The hedgelayer: ‘There’s nothing better than seeing a nicely laid hedge’

Tessa Waugh meets Tina Bath, who’s been laying hedges in Somerset for 32 years.

hedgelayer
(Image credit: ©Richard Cannon/Country Life Picture Library)

‘There’s nothing better than seeing a nicely laid hedge,’ declares Tina Bath, who’s been laying hedges in Somerset for 32 years. Although Miss Bath had various unskilled jobs when she was young, she didn’t know what she wanted to do until she helped a friend of her father’s to lay a hedge at home.

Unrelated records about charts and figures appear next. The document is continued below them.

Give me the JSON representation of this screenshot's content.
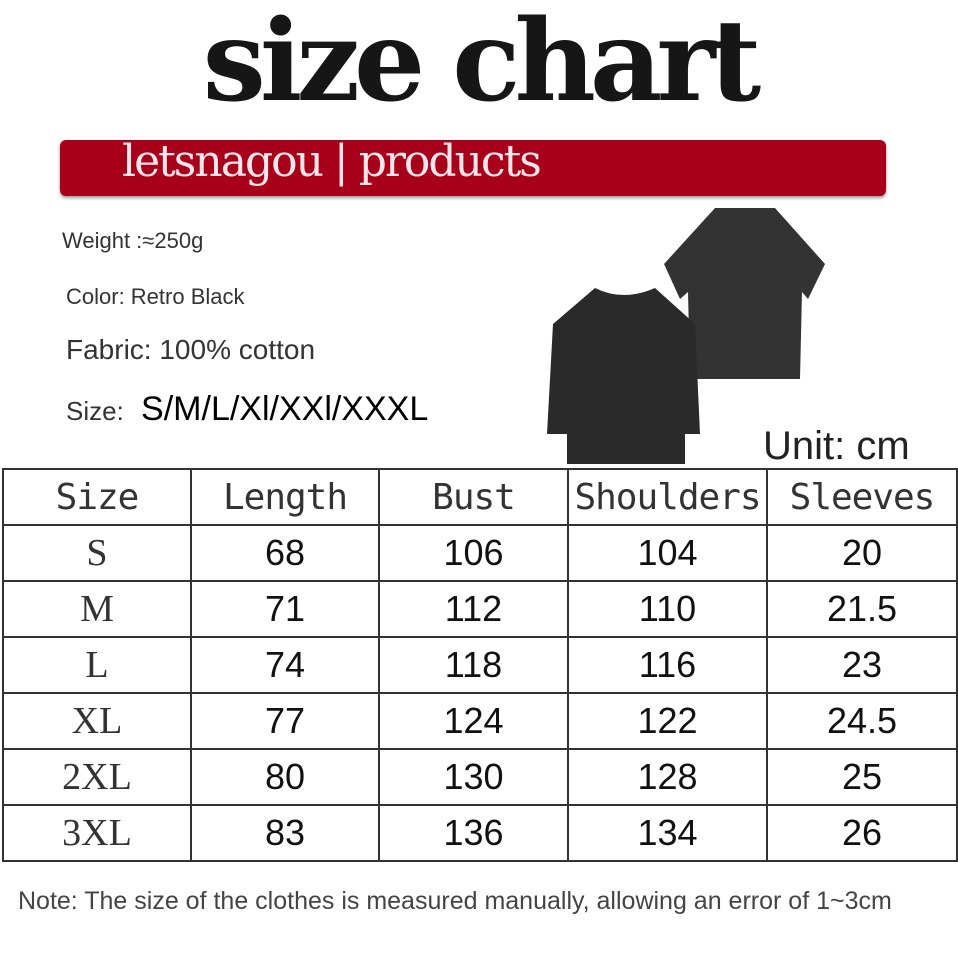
{
  "title": "size chart",
  "banner": "letsnagou | products",
  "specs": {
    "weight": "Weight :≈250g",
    "color": "Color: Retro Black",
    "fabric": "Fabric: 100% cotton",
    "size_label": "Size:",
    "size_values": "S/M/L/Xl/XXl/XXXL"
  },
  "unit": "Unit: cm",
  "table": {
    "headers": [
      "Size",
      "Length",
      "Bust",
      "Shoulders",
      "Sleeves"
    ],
    "rows": [
      [
        "S",
        "68",
        "106",
        "104",
        "20"
      ],
      [
        "M",
        "71",
        "112",
        "110",
        "21.5"
      ],
      [
        "L",
        "74",
        "118",
        "116",
        "23"
      ],
      [
        "XL",
        "77",
        "124",
        "122",
        "24.5"
      ],
      [
        "2XL",
        "80",
        "130",
        "128",
        "25"
      ],
      [
        "3XL",
        "83",
        "136",
        "134",
        "26"
      ]
    ]
  },
  "note": "Note: The size of the clothes is measured manually, allowing an error of 1~3cm",
  "colors": {
    "banner": "#a8001a",
    "shirt": "#2e2e2e"
  }
}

She enjoyed it so much that she enrolled on a course at the Wrington and Burrington Hedging Society, one of the oldest in the country. ‘The society holds five-week training courses at the beginning of each year and, at the end, everyone is entered into a competition. I was the only woman on the course with 14 men and I won,’ she notes with a chuckle.

Nowadays, Miss Bath works as a hedgelayer from September until the end of April, switching to dry-stone walling in the summer months. ‘It keeps me fit and I love being out in the fresh air,’ she enthuses.

Tina Bath working on hedge near Cheddar in Somerset. ©Richard Cannon/Country Life Picture Library
(Image credit: ©Richard Cannon/Country Life Picture Library)

During her lifetime, there’s been something of a renaissance in hedgelaying. Beyond their practical function as a stock-proof boundary, hedges are now valued as an important habitat for wildlife and Government grants have encouraged landowners to maintain their hedges in the traditional way.

‘There’s a whole food chain contained in a hedge: songbirds, midges and endangered species such as dormice and horseshoe bats, honeysuckle and dog rose,’ explains Miss Bath. ‘That’s what gives me the most satisfaction – knowing that what I do will rejuvenate a hedgerow for the future.’